Prime Minister Jacinda Ardern has hit back at the opposition's "cynical politics" after they called her government's $50 billion Covid rescue package an election bribe.
In her first public appearance in eight weeks, Ardern visited a state housing worksite in Petone, near Wellington, to meet and speak to construction workers the day after her government delivered its election-year Budget.
The Budget laid out an initial $16bn of spending, and with $14bn already been allocated, that left about $20bn untagged.
National Party leader Simon Bridges yesterday criticised the $20bn of unspent money, saying it was an election bribe four months out from New Zealanders heading to the polls.
She said Bridges' criticism was just "cynical politics" and the whole point of the recovery package was to grow jobs and support struggling industries, like the tourism sector.
"It is called a Covid response and recovery fund - and that is what it's for,'' she said.
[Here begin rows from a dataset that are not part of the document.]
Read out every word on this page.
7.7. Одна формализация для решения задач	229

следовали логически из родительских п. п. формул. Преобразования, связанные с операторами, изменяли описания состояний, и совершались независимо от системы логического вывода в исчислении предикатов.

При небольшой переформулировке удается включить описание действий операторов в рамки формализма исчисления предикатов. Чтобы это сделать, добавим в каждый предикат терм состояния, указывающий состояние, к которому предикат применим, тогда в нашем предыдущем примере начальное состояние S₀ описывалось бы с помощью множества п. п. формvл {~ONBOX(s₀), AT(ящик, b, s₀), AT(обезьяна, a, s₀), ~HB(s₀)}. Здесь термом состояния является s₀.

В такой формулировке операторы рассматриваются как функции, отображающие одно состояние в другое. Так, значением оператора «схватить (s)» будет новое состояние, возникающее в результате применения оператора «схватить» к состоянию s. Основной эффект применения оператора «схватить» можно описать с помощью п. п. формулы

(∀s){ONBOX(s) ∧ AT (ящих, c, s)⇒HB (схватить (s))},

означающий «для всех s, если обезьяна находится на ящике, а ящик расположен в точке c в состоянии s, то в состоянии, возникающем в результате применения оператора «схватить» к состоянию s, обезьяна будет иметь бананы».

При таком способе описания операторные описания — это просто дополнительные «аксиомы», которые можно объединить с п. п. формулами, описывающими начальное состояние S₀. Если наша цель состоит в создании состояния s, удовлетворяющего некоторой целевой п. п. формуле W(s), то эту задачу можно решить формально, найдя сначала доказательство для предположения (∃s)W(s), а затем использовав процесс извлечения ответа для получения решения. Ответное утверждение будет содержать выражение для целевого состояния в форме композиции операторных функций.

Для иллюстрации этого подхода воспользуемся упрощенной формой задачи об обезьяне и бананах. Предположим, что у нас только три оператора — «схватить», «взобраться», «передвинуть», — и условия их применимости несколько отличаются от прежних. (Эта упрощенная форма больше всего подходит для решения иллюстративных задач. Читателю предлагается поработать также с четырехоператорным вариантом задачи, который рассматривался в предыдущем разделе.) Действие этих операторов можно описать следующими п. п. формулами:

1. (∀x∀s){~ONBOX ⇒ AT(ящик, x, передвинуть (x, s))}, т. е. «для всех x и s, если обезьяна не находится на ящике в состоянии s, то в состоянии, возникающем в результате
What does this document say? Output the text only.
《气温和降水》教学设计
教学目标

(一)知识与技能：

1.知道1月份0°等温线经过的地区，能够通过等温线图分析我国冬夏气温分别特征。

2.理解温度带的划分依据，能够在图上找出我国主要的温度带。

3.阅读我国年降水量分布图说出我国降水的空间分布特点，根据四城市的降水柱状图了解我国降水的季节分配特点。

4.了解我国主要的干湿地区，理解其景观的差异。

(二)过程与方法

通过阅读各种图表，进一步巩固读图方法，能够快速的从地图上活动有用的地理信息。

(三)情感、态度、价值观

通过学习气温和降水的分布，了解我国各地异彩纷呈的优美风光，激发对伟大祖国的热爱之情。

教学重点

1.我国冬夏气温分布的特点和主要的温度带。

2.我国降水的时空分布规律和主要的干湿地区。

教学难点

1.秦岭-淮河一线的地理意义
National deputy leader and campaign chair Paula Bennett added her voice to Bridges' today, saying the pool of cash was simply campaign bribes.
"With the country now at Level 2 there should be a level of respect for all political parties entering into the campaign period.
"The daily broadcasts have gone from important health information to a party-political broadcast and ads on TV that feature Ministers are no longer appropriate,'' she said.
With four months to go until the election, attention is turning to policy, particularly around tax with debt looking set to jump by about $140b in the next four years.
That has to be paid back one day.
There were no tax hikes at all in yesterday's Budget - but Finance Minister Grant Robertson would not say if they could come in a second term.
"Clearly there's always a discussion about tax at an election and we'll release our policy, other parties in the government coalition will realease theirs.
"The National Party will release theirs and we'll have that debate then,'' he said.
Ardern said she had no appetite to put up tax, and any such suggestion was scaremongering.
"Know us by our deeds and what you have seen in response to Covid is us actually putting in place packages that give back to business, rather than take,'' she said.